4.2 The limitation of this study and further work

There is limitation in our study in this work. Fist of all, there was only 50 young people with 500 videos are used to train and verify the accuracy of the system, all of them in the same age range at middle twenties. With the age increasing, the human collagen will be losing, the skin becomes loose and the pulsation of the wrist becomes emerge, so the radial artery position of the wrist of the elderly is more easily detected [35], so it is not considered. In addition, all this test sample has standard BMI, and with high BMI subject, the skin will be thicker [36], pulse beats information is getting difficult to be captured by camera, incomplete training samples will greatly reduce the universality of the model. Meanwhile, the detection accuracy of the system is affected by the accuracy of the infrared camera [37] itself which including photosensitive components, lens quality, color depth,. However, the higher the accuracy, the higher the price of the infrared camera itself.

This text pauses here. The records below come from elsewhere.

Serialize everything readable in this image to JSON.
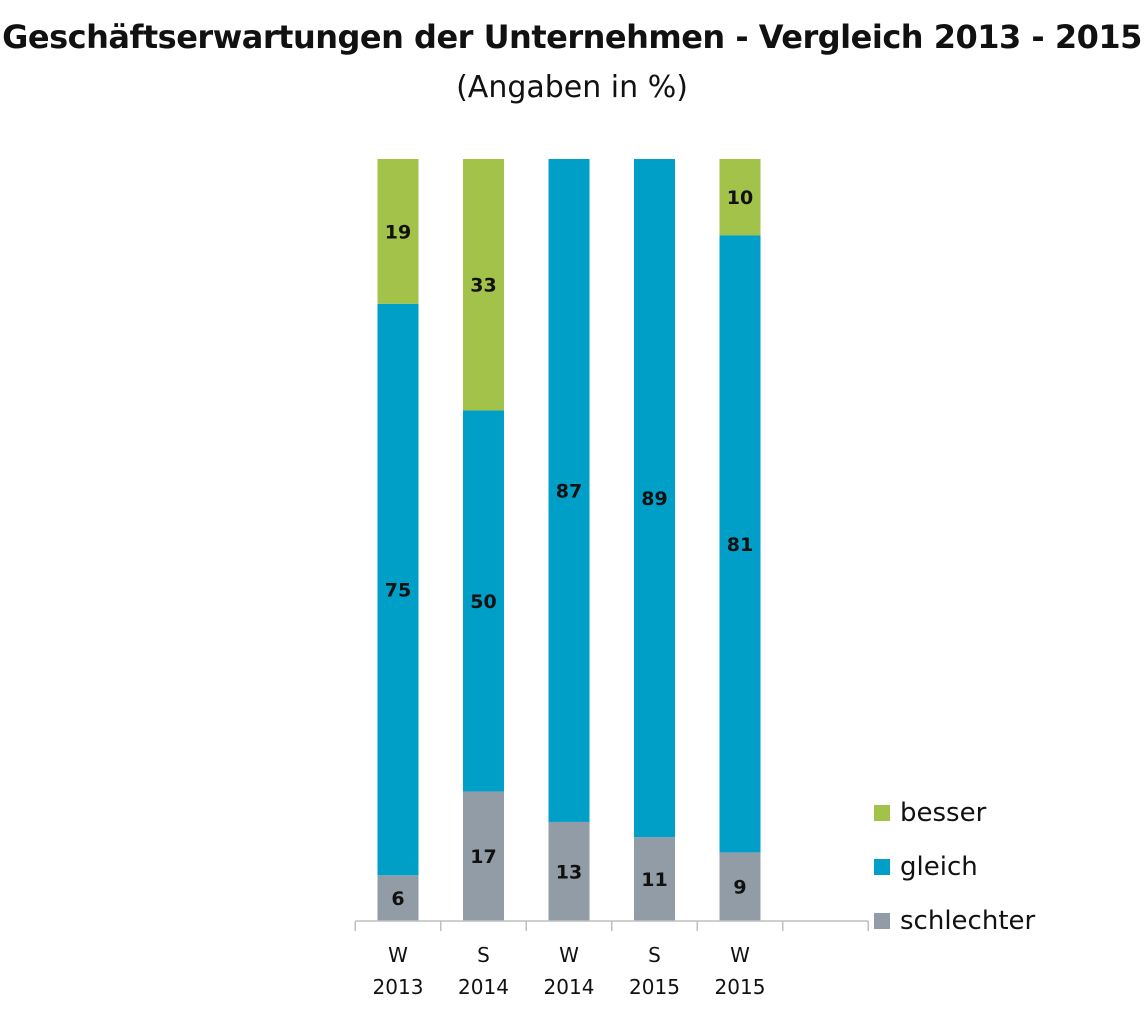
{
  "title": "Geschäftserwartungen  der Unternehmen - Vergleich 2013 - 2015",
  "subtitle": "(Angaben in %)",
  "chart_data": {
    "type": "bar",
    "stacked": true,
    "categories": [
      [
        "W",
        "2013"
      ],
      [
        "S",
        "2014"
      ],
      [
        "W",
        "2014"
      ],
      [
        "S",
        "2015"
      ],
      [
        "W",
        "2015"
      ]
    ],
    "series": [
      {
        "name": "schlechter",
        "color": "#929ca6",
        "values": [
          6,
          17,
          13,
          11,
          9
        ]
      },
      {
        "name": "gleich",
        "color": "#009fc8",
        "values": [
          75,
          50,
          87,
          89,
          81
        ]
      },
      {
        "name": "besser",
        "color": "#a3c24a",
        "values": [
          19,
          33,
          0,
          0,
          10
        ]
      }
    ],
    "ylim": [
      0,
      100
    ],
    "grid": false,
    "legend": "bottom-right",
    "xlabel": "",
    "ylabel": ""
  },
  "legend": {
    "items": [
      {
        "label": "besser",
        "color": "#a3c24a"
      },
      {
        "label": "gleich",
        "color": "#009fc8"
      },
      {
        "label": "schlechter",
        "color": "#929ca6"
      }
    ]
  }
}
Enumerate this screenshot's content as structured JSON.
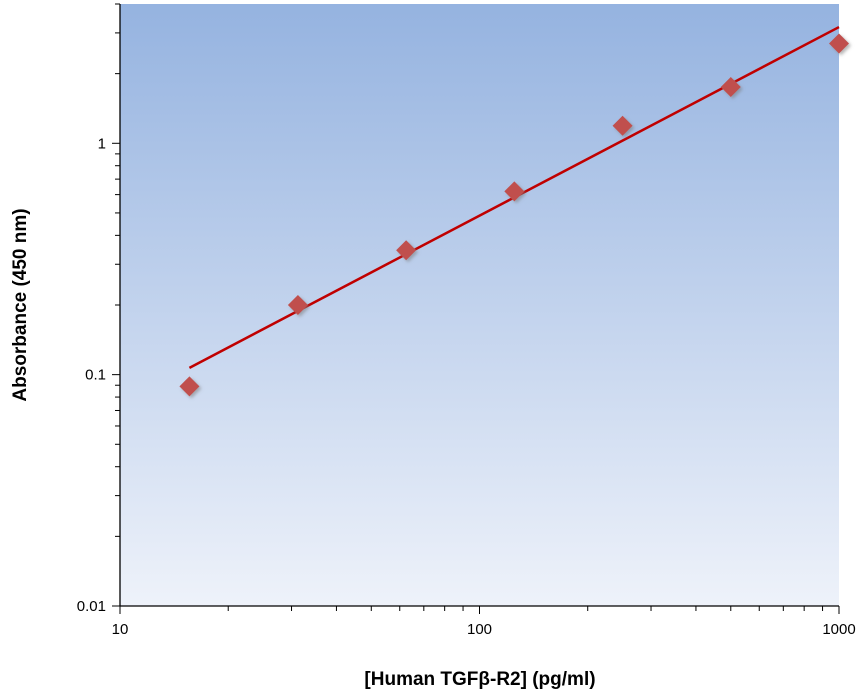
{
  "chart_data": {
    "type": "scatter",
    "xlabel": "[Human TGFβ-R2] (pg/ml)",
    "ylabel": "Absorbance (450 nm)",
    "xscale": "log",
    "yscale": "log",
    "xlim": [
      10,
      1000
    ],
    "ylim": [
      0.01,
      4
    ],
    "x_ticks": [
      10,
      100,
      1000
    ],
    "x_tick_labels": [
      "10",
      "100",
      "1000"
    ],
    "y_ticks": [
      0.01,
      0.1,
      1
    ],
    "y_tick_labels": [
      "0.01",
      "0.1",
      "1"
    ],
    "grid": false,
    "legend": "none",
    "series": [
      {
        "x": [
          15.6,
          31.25,
          62.5,
          125,
          250,
          500,
          1000
        ],
        "y": [
          0.089,
          0.2,
          0.345,
          0.62,
          1.19,
          1.75,
          2.7
        ],
        "marker": "diamond",
        "color": "#c0504d"
      }
    ],
    "trendline": {
      "x": [
        15.6,
        1000
      ],
      "y": [
        0.107,
        3.18
      ],
      "color": "#c00000"
    },
    "plot_background": [
      "#95b3e0",
      "#eef2fa"
    ]
  }
}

In addition, on the algorithm we have just discussed the difference between 3Dcnn and 3D-Unet, the comparison model which contains 3D convolution kernel seems inadequate. At the same time,the 3D-Unet model we use is only a preliminary reference to the U-shaped structure, and we have not carried out in-depth exploration of feature optimization and algorithm details. Moreover, limited by the memory of the original computer, when we compared the effects of different neurons and neural network layers of 3Dcnn on the final result, we only performed a partial comparison. If you increase the size of the data set, perhaps a deeper network structure can build a better prediction model.

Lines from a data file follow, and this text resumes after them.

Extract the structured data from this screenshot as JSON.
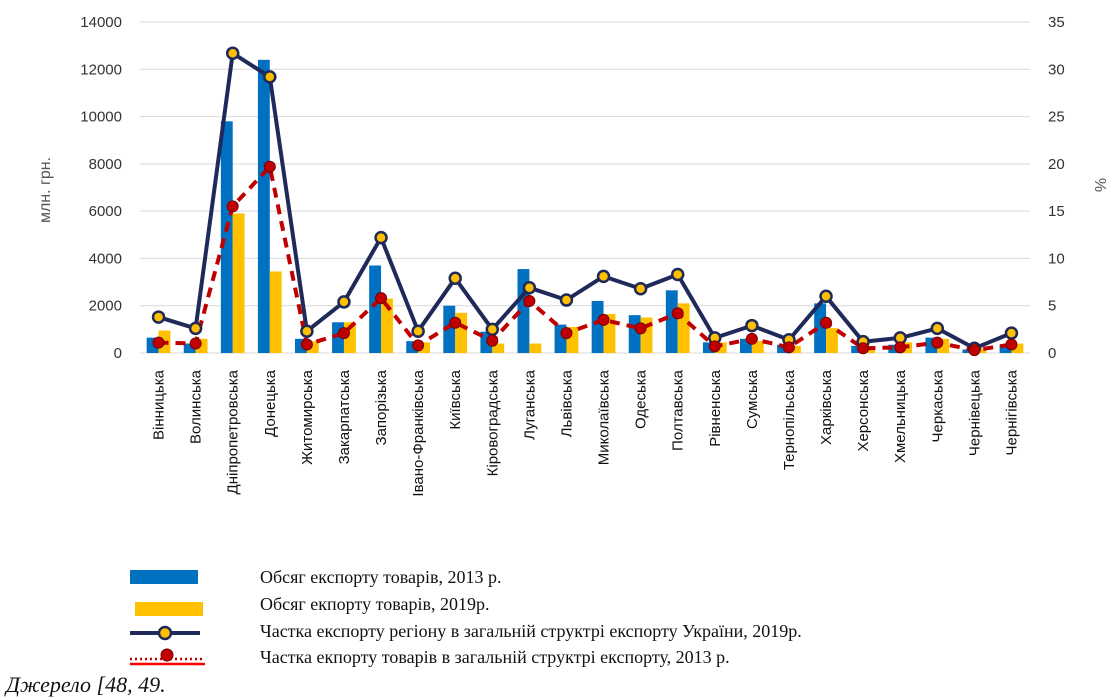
{
  "chart_data": {
    "type": "bar",
    "categories": [
      "Вінницька",
      "Волинська",
      "Дніпропетровська",
      "Донецька",
      "Житомирська",
      "Закарпатська",
      "Запорізька",
      "Івано-Франківська",
      "Київська",
      "Кіровоградська",
      "Луганська",
      "Львівська",
      "Миколаївська",
      "Одеська",
      "Полтавська",
      "Рівненська",
      "Сумська",
      "Тернопільська",
      "Харківська",
      "Херсонська",
      "Хмельницька",
      "Черкаська",
      "Чернівецька",
      "Чернігівська"
    ],
    "series": [
      {
        "name": "Обсяг експорту товарів, 2013 р.",
        "kind": "bar",
        "axis": "left",
        "color": "#0070C0",
        "values": [
          650,
          400,
          9800,
          12400,
          600,
          1300,
          3700,
          500,
          2000,
          900,
          3550,
          1200,
          2200,
          1600,
          2650,
          450,
          600,
          350,
          2100,
          300,
          350,
          650,
          150,
          350
        ]
      },
      {
        "name": "Обсяг екпорту товарів, 2019р.",
        "kind": "bar",
        "axis": "left",
        "color": "#FFC000",
        "values": [
          950,
          600,
          5900,
          3450,
          500,
          1300,
          2300,
          450,
          1700,
          400,
          400,
          1100,
          1650,
          1500,
          2100,
          450,
          500,
          300,
          1050,
          300,
          450,
          600,
          200,
          400
        ]
      },
      {
        "name": "Частка експорту регіону в загальній структрі експорту України, 2019р.",
        "kind": "line",
        "axis": "right",
        "color": "#1F2A5A",
        "values": [
          3.8,
          2.6,
          31.7,
          29.2,
          2.3,
          5.4,
          12.2,
          2.3,
          7.9,
          2.5,
          6.9,
          5.6,
          8.1,
          6.8,
          8.3,
          1.6,
          2.9,
          1.4,
          6.0,
          1.2,
          1.6,
          2.6,
          0.5,
          2.1
        ]
      },
      {
        "name": "Частка екпорту товарів в загальній структрі експорту, 2013 р.",
        "kind": "line-dashed",
        "axis": "right",
        "color": "#C00000",
        "values": [
          1.1,
          1.0,
          15.5,
          19.7,
          0.9,
          2.1,
          5.8,
          0.8,
          3.2,
          1.3,
          5.5,
          2.1,
          3.5,
          2.6,
          4.2,
          0.7,
          1.5,
          0.6,
          3.2,
          0.5,
          0.6,
          1.1,
          0.3,
          0.9
        ]
      }
    ],
    "y_left": {
      "label": "млн. грн.",
      "ylim": [
        0,
        14000
      ],
      "ticks": [
        "0",
        "2000",
        "4000",
        "6000",
        "8000",
        "10000",
        "12000",
        "14000"
      ]
    },
    "y_right": {
      "label": "%",
      "ylim": [
        0,
        35
      ],
      "ticks": [
        "0",
        "5",
        "10",
        "15",
        "20",
        "25",
        "30",
        "35"
      ]
    },
    "grid": true
  },
  "legend": [
    {
      "label": "Обсяг експорту товарів, 2013 р.",
      "icon": "blue-bar-swatch"
    },
    {
      "label": "Обсяг екпорту товарів, 2019р.",
      "icon": "yellow-bar-swatch"
    },
    {
      "label": "Частка експорту регіону в загальній структрі експорту України, 2019р.",
      "icon": "navy-line-marker"
    },
    {
      "label": "Частка екпорту товарів в загальній структрі експорту, 2013 р.",
      "icon": "red-dotted-line-marker"
    }
  ],
  "source": "Джерело [48, 49."
}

In the future work, We will expand the dimension of the data set, so that the training data of the model can cover more widely in terms of age, BMI and gender. At the same time, we will increase budget in order to adopt more precise and better quality near-infrared cameras to collect data. The last but not least, we will further optimize the positioning algorithm, on the basis of 3D structure, deep exploring the network structure of this model. In addition, other algorithms with the same 3D structure beside 3d-Unet Will be included in the comparative experiment,and the results will be reported promptly in the near future.

5 Conclusions

In this paper, a new approach of using 3Dcnn networks was explored to automatically and accurately find radial artery from wrist video. The core idea is to convolve the input image sequence by 3D convolution kernel .This proposed model makes full use of the abundant temporal information contained in radial artery pulsation. The ablation study shows that best performance at network structure of layer number as 3, the size of kernel as 15*3*3. For different distance threshold setup, our model performs with accuracy as 0.87 at 50 pixels, accuracy as 0.61 at 40 pixels, accuracy as 0.45 at 30 pixels, accuracy as 0.27 at 20 pixels. Meanwhile, this paper shows the advantages of 3Dcnn not only from the results, but also in the principle of filtering process. In addition, we showed that 3Dcnn can be easily scaled for the improved performance. In the future, we will continue this research work by collecting further labelled videos to improve and increase the model robustness and trying to fuse models to improve the accuracy and precision. By extending this research, the authors wish to achieve a valuable impact on development of Traditional Chinese Medicine.